Steering System

Overview

The steering system enables you to steer your vehicle in the desired direction. There are two basic types of steering systems: rack and pinion system and conventional/integral steering gear system, also known as “recirculating ball.”

Rack and pinion systems are the most commonly used today. The steering shaft turns a gear that moves the “rack” side-to-side, thereby turning the vehicle’s wheels. Conventional/integral steering gear systems are used most often on trucks. With this design, the steering wheel shaft connects to a gear assembly and a series of links/arms that turn the wheels to the left or right.

Service and Maintenance
Check power steering fluid levels periodically and add fluid when necessary.
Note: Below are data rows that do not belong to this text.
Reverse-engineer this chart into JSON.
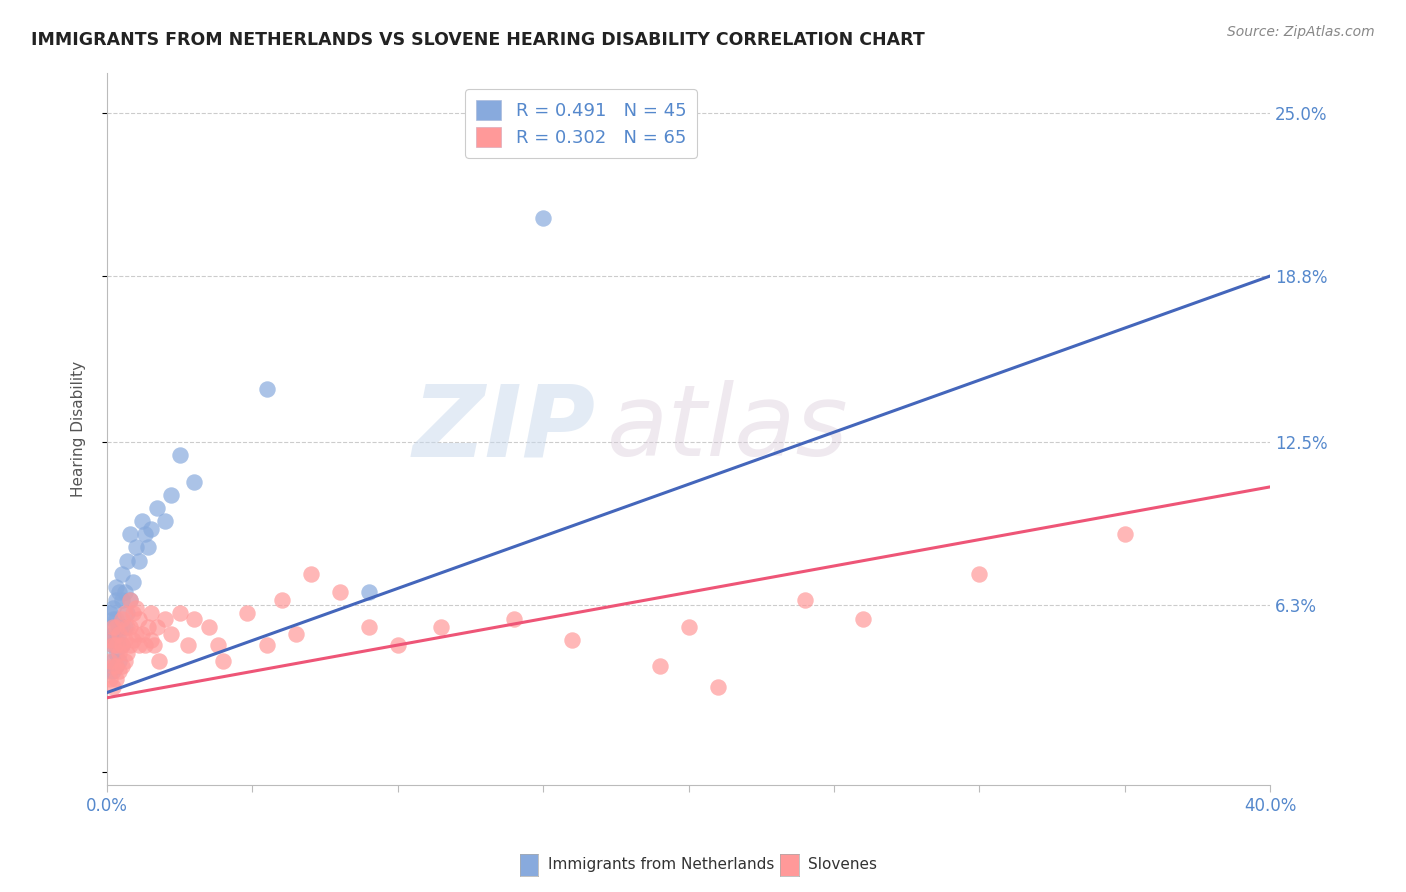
{
  "title": "IMMIGRANTS FROM NETHERLANDS VS SLOVENE HEARING DISABILITY CORRELATION CHART",
  "source": "Source: ZipAtlas.com",
  "ylabel": "Hearing Disability",
  "y_ticks": [
    0.0,
    0.063,
    0.125,
    0.188,
    0.25
  ],
  "y_tick_labels": [
    "",
    "6.3%",
    "12.5%",
    "18.8%",
    "25.0%"
  ],
  "x_range": [
    0.0,
    0.4
  ],
  "y_range": [
    -0.005,
    0.265
  ],
  "color_blue": "#88AADD",
  "color_pink": "#FF9999",
  "line_blue": "#4466BB",
  "line_pink": "#EE5577",
  "watermark_zip": "ZIP",
  "watermark_atlas": "atlas",
  "blue_intercept": 0.03,
  "blue_slope": 0.395,
  "pink_intercept": 0.028,
  "pink_slope": 0.2,
  "blue_x": [
    0.001,
    0.001,
    0.001,
    0.001,
    0.002,
    0.002,
    0.002,
    0.002,
    0.002,
    0.002,
    0.003,
    0.003,
    0.003,
    0.003,
    0.003,
    0.003,
    0.004,
    0.004,
    0.004,
    0.004,
    0.005,
    0.005,
    0.005,
    0.005,
    0.006,
    0.006,
    0.007,
    0.007,
    0.008,
    0.008,
    0.009,
    0.01,
    0.011,
    0.012,
    0.013,
    0.014,
    0.015,
    0.017,
    0.02,
    0.022,
    0.025,
    0.03,
    0.055,
    0.09,
    0.15
  ],
  "blue_y": [
    0.038,
    0.05,
    0.055,
    0.06,
    0.038,
    0.042,
    0.048,
    0.052,
    0.058,
    0.062,
    0.04,
    0.045,
    0.05,
    0.058,
    0.065,
    0.07,
    0.042,
    0.05,
    0.055,
    0.068,
    0.048,
    0.055,
    0.065,
    0.075,
    0.055,
    0.068,
    0.06,
    0.08,
    0.065,
    0.09,
    0.072,
    0.085,
    0.08,
    0.095,
    0.09,
    0.085,
    0.092,
    0.1,
    0.095,
    0.105,
    0.12,
    0.11,
    0.145,
    0.068,
    0.21
  ],
  "pink_x": [
    0.001,
    0.001,
    0.001,
    0.002,
    0.002,
    0.002,
    0.002,
    0.003,
    0.003,
    0.003,
    0.003,
    0.004,
    0.004,
    0.004,
    0.005,
    0.005,
    0.005,
    0.006,
    0.006,
    0.006,
    0.007,
    0.007,
    0.008,
    0.008,
    0.008,
    0.009,
    0.009,
    0.01,
    0.01,
    0.011,
    0.011,
    0.012,
    0.013,
    0.014,
    0.015,
    0.015,
    0.016,
    0.017,
    0.018,
    0.02,
    0.022,
    0.025,
    0.028,
    0.03,
    0.035,
    0.038,
    0.04,
    0.048,
    0.055,
    0.06,
    0.065,
    0.07,
    0.08,
    0.09,
    0.1,
    0.115,
    0.14,
    0.16,
    0.19,
    0.2,
    0.21,
    0.24,
    0.26,
    0.3,
    0.35
  ],
  "pink_y": [
    0.035,
    0.042,
    0.05,
    0.032,
    0.04,
    0.048,
    0.055,
    0.035,
    0.04,
    0.048,
    0.055,
    0.038,
    0.045,
    0.052,
    0.04,
    0.048,
    0.058,
    0.042,
    0.05,
    0.06,
    0.045,
    0.055,
    0.048,
    0.055,
    0.065,
    0.05,
    0.06,
    0.052,
    0.062,
    0.048,
    0.058,
    0.052,
    0.048,
    0.055,
    0.05,
    0.06,
    0.048,
    0.055,
    0.042,
    0.058,
    0.052,
    0.06,
    0.048,
    0.058,
    0.055,
    0.048,
    0.042,
    0.06,
    0.048,
    0.065,
    0.052,
    0.075,
    0.068,
    0.055,
    0.048,
    0.055,
    0.058,
    0.05,
    0.04,
    0.055,
    0.032,
    0.065,
    0.058,
    0.075,
    0.09
  ]
}
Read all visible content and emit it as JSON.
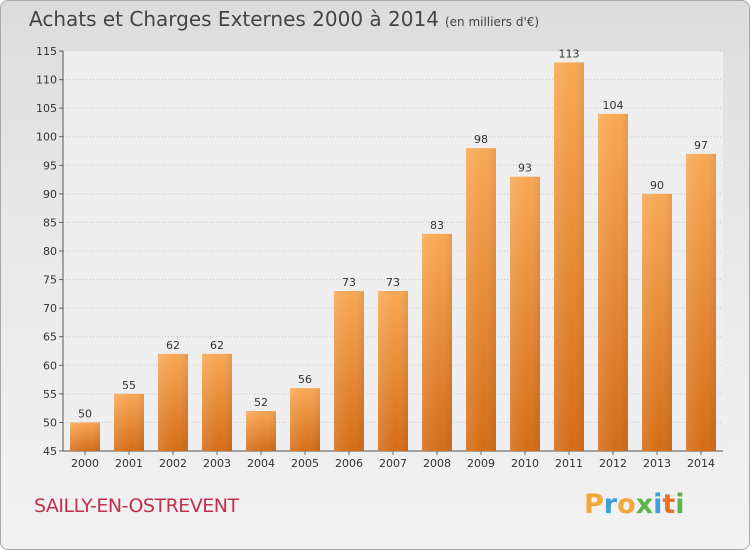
{
  "title": "Achats et Charges Externes 2000 à 2014",
  "subtitle": "(en milliers d'€)",
  "commune": "SAILLY-EN-OSTREVENT",
  "logo": {
    "letters": [
      "P",
      "r",
      "o",
      "x",
      "i",
      "t",
      "i"
    ],
    "colors": [
      "#f3a73a",
      "#3aa0d8",
      "#f3a73a",
      "#5ab54a",
      "#3aa0d8",
      "#e8702a",
      "#5ab54a"
    ]
  },
  "colors": {
    "bar_light": "#f7a552",
    "bar_dark": "#d66f1a",
    "text": "#333333"
  },
  "chart_data": {
    "type": "bar",
    "title": "Achats et Charges Externes 2000 à 2014",
    "subtitle": "(en milliers d'€)",
    "categories": [
      "2000",
      "2001",
      "2002",
      "2003",
      "2004",
      "2005",
      "2006",
      "2007",
      "2008",
      "2009",
      "2010",
      "2011",
      "2012",
      "2013",
      "2014"
    ],
    "values": [
      50,
      55,
      62,
      62,
      52,
      56,
      73,
      73,
      83,
      98,
      93,
      113,
      104,
      90,
      97
    ],
    "ylim": [
      45,
      115
    ],
    "yticks": [
      45,
      50,
      55,
      60,
      65,
      70,
      75,
      80,
      85,
      90,
      95,
      100,
      105,
      110,
      115
    ],
    "grid": true,
    "xlabel": "",
    "ylabel": ""
  }
}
Have your vehicle inspected if it exhibits any of the following symptoms:

    • Unusual noise when turning the steering wheel
    • A shimmy or shake in the steering wheel
    • Heavy or unresponsive steering at low speeds
    • The steering wheel does not return to “center” properly

If you live in areas that experience harsh, winter weather, have the entire steering system inspected before winter arrives to help ensure safer driving.

Power steering is really “power assisted” steering. It allows you to steer your vehicle manually when the engine is not running or if a failure occurs in the power source.

Over the years, power steering has become standard on many vehicles. In fact, consumer demand for this system has resulted in it being used on over 90% of all new cars produced in the U.S. and Canada.